January 22: i GOT BORED SO i ATE A wINDOW. Screw glass it tasted of macaroni cheese.

January 23: R U a Teleporting Paedophile  because I am. Yay! I had some heroin LAst night to recover from glass. i ran around my house screaming that I would eat your fridge If you did not give me your kids.

January 24: UP your Bum UP your Bum UP your Bum UP your Bum UP your Bum UP your Bum UP your Bum UP your Bum UP your Bum UP your Bum UP your Bum UP your Bum UP your Bum UP your Bum UP your Bum UP your Bum UP your Bum UP your Bum UP your Bum UP your Bum UP your Bum UP your Bum UP your Bum UP your Bum UP your Bum UP your Bum UP your Bum UP your Bum UP your Bum UP your Bum UP your Bum

January 25: My Parents came home and spanked me for pissing on the neighbors cat.

January 26: I ate cat litter before the psychiatrist came round and asked if I was on drugs.
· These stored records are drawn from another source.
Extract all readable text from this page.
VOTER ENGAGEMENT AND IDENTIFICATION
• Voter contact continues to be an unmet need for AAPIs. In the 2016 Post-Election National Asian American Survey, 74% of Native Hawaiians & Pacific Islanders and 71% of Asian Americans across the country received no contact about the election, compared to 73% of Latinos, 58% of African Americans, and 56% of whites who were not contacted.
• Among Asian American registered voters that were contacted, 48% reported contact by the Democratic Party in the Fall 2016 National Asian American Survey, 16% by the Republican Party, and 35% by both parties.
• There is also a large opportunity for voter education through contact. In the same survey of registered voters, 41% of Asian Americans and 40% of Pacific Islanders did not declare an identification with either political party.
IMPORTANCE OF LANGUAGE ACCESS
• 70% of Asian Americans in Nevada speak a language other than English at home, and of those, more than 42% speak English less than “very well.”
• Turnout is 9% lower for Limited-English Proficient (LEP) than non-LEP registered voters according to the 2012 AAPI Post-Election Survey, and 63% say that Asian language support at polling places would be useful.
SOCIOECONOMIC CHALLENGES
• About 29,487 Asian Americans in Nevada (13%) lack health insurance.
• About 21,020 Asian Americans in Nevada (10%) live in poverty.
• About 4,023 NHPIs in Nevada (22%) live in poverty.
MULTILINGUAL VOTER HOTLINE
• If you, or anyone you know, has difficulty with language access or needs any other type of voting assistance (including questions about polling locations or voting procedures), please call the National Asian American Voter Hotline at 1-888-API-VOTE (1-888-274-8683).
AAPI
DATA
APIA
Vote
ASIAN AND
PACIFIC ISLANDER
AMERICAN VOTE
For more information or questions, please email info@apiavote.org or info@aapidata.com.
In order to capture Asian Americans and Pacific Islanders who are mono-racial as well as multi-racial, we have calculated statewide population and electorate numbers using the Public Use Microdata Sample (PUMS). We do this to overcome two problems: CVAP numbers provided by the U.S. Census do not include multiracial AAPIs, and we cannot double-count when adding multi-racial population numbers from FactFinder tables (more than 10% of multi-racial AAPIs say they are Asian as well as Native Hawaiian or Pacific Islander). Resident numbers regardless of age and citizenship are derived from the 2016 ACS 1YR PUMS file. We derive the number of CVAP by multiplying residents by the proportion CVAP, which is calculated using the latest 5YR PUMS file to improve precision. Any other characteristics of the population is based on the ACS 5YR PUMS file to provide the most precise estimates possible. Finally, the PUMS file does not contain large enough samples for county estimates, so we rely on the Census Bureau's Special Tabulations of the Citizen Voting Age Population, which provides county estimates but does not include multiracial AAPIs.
I said I would be on them next week. He ran home screaming that he wished he had passed his a levels.

January 27: don't know what to write because I humped the neighbors cat all day long.

January 28: The neighbors tried to sue me for molesting and urinating on their dear cat scary Joe the 33rd so I gave a present I gave it some Mercury ( Never heard of it before but it looks like cat food ) then the cat died I don't think it likes Mercury.